Australian biotechnology company Licella invented and developed the world’s leading hydrothermal liquefaction technology: using hot pressurised water to transform waste biomass into biocrude which can then be upgraded to sustainable aviation fuel and renewable biodiesel. “Our technology unlocks the vast potential of the resources we have in Australia,” says Andrea Polson, Licella general manager stakeholder engagement and communications, adding that Queensland alone produces 17 million tonnes a year of non-food biomass residue, such as sugarcane trash, wheat-straw, forestry byproducts and construction and demolition woody waste. Once destined for landfill, this waste can now be converted into biocrude.
Biofuels will play a significant role in Australia’s transition to renewable energy, addressing the limitations of the electrification provided by solar and wind power. Studies suggest bioenergy – renewable energy derived from plant and animal waste – could contribute up to 20 per cent of Australia’s total energy consumption by 2050.
Experts warn it is important to ensure advanced biofuels are made from non-food biomass such as crop residues to avoid competition with food production.
Licella and Canadian partner Canfor, one of the world’s largest sustainable lumber, pulp and paper companies, have joined forces to establish a commercial-scale biocrude oil plant which is scheduled to begin production later this year, converting pulp mill wood waste into as many as 50,000 barrels of oil a year at a facility in Canada.
Licella also has yet-to-be announced biocrude facilities now under development in Australia and scheduled to begin operations in coming years.
According to an Australian Renewable Energy Agency (ARENA) report, advanced biofuels are compatible with existing fuel infrastructure, and Australia’s agriculture, forestry and engineering experience provides a solid foundation for a thriving biofuels industry. A national reliance on air travel, long-distance road freight, and rail and marine freight, are likely to contribute to demand for these lower emissions biofuels.
Ensuring biofuel production is optimally sustainable needs careful management to avoid land degradation, water use issues, and impacts on biodiversity, and the development of a large-scale biofuel industry requires significant investment in research, production facilities and infrastructure.

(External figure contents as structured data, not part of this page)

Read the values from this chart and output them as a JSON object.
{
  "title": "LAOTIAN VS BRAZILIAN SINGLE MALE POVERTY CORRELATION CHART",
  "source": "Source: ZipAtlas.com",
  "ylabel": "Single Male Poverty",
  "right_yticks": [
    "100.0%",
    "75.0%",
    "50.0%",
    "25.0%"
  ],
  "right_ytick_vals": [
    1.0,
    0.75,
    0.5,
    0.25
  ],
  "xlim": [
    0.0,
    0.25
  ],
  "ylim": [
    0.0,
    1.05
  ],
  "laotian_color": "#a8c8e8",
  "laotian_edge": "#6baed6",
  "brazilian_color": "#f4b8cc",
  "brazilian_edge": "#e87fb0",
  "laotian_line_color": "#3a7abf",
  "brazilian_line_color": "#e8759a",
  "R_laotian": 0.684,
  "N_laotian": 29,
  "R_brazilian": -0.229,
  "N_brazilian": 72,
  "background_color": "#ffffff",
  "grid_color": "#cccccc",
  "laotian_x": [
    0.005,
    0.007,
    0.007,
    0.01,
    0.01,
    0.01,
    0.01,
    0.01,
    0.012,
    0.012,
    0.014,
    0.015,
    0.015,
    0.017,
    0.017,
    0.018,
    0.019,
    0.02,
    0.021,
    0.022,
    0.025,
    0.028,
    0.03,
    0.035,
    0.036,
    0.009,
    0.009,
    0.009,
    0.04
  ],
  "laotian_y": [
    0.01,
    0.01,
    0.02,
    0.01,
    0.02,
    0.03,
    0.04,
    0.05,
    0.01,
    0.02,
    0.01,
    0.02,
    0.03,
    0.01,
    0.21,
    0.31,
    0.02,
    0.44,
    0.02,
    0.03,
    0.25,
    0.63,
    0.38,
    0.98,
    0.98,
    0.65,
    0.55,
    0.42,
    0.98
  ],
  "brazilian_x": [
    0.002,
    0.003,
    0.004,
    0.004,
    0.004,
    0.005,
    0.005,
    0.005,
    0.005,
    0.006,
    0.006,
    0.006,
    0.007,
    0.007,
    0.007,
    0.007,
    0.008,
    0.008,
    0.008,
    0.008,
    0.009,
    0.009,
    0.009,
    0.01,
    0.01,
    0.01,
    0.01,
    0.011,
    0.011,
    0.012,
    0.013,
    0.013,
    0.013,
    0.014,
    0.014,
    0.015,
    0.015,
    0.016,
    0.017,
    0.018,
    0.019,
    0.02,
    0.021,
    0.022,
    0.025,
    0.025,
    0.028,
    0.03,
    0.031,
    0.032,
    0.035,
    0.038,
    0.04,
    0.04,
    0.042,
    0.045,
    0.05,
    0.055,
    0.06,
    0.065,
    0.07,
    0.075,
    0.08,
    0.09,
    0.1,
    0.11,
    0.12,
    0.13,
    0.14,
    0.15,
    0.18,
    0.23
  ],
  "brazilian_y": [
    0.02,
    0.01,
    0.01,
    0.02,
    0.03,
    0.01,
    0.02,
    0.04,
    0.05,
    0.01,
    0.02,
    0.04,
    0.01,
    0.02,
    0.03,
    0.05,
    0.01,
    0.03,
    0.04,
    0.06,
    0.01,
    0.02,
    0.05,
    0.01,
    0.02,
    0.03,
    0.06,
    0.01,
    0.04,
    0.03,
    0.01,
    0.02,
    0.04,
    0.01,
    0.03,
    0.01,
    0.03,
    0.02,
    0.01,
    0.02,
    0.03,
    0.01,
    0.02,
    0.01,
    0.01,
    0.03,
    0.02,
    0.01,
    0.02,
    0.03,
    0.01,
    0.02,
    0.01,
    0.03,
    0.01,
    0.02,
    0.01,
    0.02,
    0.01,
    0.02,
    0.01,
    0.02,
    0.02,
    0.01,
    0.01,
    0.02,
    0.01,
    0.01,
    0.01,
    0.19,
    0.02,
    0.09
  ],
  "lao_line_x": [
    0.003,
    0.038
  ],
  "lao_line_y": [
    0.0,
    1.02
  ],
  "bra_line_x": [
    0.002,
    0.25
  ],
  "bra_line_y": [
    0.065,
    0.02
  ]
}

Shahana McKenzie, CEO of industry association Bioenergy Australia, says Australia already has two bioethanol production plants and three biodiesel production facilities. The national focus is now on producing biofuels for the most difficult to decarbonise sectors such as shipping, heavy haulage and aviation and Australia.
“Recent modelling suggests Australia has enough feedstock to produce 60 per cent of our aviation fuel demand by 2025 and 90 per cent by 2050,” she says.
Australia’s aviation industry accounts for roughly 1 per cent of Australia’s greenhouse gas emissions and is viewed as a hard to abate sector. Most of these emissions are from medium to long haul flights.
The Australian Renewable Energy Agency (ARENA) provides funding and research support for biofuels projects, and last year launched a $30m Sustainable Aviation Fuel Funding Initiative to support the development of aviation biofuels made from renewable feedstocks. Applications are now being assessed.
Bioethanol can be upgraded via rapidly maturing ethanol-to-jet processes to make sustainable aviation fuel. A privately-owned Australian biotech company, MicroBioGen, has shown how a low-carbon bioethanol can be produced from non-food material – including woody waste – using yeast. These yeast products, sold through a partner company, Novonesis, are now widely used in North America, producing millions of litres of ethanol a year.
“Yeast is really good at converting sugars to ethanol, and then the ethanol can be used directly as a fuel or it can be converted for aviation,” says MicroBioGen CEO Geoff Bell, adding that the sugars can be waste products such as forestry thinnings or crop residues.
“We specialise in more efficiently converting those sugars into alcohol.”